Parnell concedes that in the short term the new oil tax system is likely to reduce oil tax revenues coming into the state. The governor's financial team predicts that if no new oil development occurs, the state will receive $500 million a year less by 2015 and $1 billion less by 2017.
But the governor said the oil industry revenue will climb as companies begin new projects in Alaska. "Two to three years out, we believe new production will come online," Parnell said. "The question is how much."

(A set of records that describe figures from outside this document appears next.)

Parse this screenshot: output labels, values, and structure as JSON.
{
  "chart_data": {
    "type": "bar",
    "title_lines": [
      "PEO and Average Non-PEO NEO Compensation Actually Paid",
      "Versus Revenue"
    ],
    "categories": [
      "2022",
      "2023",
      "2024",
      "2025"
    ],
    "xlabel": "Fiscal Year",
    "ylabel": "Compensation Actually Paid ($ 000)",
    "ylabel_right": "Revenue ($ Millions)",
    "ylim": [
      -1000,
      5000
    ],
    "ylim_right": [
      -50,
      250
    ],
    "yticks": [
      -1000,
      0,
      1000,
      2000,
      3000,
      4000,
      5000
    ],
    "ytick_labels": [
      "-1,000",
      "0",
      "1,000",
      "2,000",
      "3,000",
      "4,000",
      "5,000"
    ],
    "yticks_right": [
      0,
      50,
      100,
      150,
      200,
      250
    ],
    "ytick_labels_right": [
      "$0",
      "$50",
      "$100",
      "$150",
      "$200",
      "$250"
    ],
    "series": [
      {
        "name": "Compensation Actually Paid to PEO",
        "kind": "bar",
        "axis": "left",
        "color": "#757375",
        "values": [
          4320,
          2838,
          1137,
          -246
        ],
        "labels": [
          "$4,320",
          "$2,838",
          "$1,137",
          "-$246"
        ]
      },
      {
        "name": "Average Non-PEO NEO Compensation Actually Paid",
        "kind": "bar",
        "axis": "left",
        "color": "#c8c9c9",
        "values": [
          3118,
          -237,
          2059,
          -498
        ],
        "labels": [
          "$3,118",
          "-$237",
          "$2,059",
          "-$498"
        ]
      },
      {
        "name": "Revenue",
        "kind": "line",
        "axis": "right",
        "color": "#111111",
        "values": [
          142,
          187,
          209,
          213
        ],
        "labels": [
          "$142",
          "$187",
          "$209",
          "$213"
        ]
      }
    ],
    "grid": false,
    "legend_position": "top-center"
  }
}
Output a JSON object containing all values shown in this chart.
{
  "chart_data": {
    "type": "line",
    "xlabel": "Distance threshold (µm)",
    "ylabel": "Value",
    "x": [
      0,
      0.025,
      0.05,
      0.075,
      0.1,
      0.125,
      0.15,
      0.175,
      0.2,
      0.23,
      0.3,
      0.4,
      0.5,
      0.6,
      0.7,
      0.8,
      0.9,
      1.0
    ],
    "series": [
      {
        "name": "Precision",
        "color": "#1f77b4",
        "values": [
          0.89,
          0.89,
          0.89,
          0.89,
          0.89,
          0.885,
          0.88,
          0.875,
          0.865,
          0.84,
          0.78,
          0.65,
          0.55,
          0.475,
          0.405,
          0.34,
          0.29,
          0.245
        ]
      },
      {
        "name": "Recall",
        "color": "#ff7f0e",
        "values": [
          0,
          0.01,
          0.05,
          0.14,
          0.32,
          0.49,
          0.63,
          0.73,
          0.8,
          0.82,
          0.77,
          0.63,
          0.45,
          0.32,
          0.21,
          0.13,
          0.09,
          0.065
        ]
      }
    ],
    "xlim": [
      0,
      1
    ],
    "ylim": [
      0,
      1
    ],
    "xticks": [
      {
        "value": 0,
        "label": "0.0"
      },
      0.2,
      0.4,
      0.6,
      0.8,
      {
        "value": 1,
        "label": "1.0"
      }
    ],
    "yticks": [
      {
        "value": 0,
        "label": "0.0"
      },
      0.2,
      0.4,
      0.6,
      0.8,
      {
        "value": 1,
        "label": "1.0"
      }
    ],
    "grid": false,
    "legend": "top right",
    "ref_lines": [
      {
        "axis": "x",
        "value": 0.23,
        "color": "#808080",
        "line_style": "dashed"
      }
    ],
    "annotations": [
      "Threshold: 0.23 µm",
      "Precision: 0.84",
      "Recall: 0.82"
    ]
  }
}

Just what projects should gain the tax benefits offered to "new" development under the revised tax system is already being debated in Alaska.
Days after the Legislature adopted the governor's tax cuts, ConocoPhillips announced that it was expanding work at three North Slope oil development sites to take advantage of the new tax regime.
Critics charged that projects were part of a business plan that ConocoPhillips unveiled to investors in February, before the tax legislation was adopted. But Conoco officials said the projects mentioned in the investors call did "not represent an increased level of capital spending, nor reference any new projects or initiatives."
Meanwhile, tax cut opponents have begun a petition drive that would allow Alaska voters to overturn Parnell's tax cuts. Organizers acknowledged, however, that they may have trouble gathering the required 30,000 signatures throughout the state by mid-July to have the referendum added to the ballot.
The governor insists that despite the hurdles Alaska faces in attracting new oil and gas development, the state can compete against the smaller costs of developing shale energy in lower 48 states.
Balash, the deputy commissioner for the state Department of Natural Resources, noted that the Alaska oil pipeline provides a convenient route to ship North Slope oil -- a convenience that is missing at shale oil projects in North Dakota.
"That makes Alaska a very attractive place from an oil perspective, because you get a higher price with lower transportation costs," he said.
In the aftermath of the 2013 state legislative session, Parnell began the ambitious job of rallying public support for his energy initiatives.
In an opinion column that ran in the state's major newspapers, the governor wrote that as a result of the new oil and gas policies adopted by the Legislature, "Alaska can now compete with states like North Dakota and Texas for investment capital and jobs."
"The Alaska Legislature has sent a strong message to the world: Alaska is back, ready to compete, and ready to supply energy to America," he continued. "Having produced only less than half of our known reserves, Alaskans have every reason to be optimistic about the future of our state."
Talking to a reporter the next day, Parnell echoed those sentiments. "The Alaska comeback starts now," he said. "I believe that, and I'm excited for what the future holds."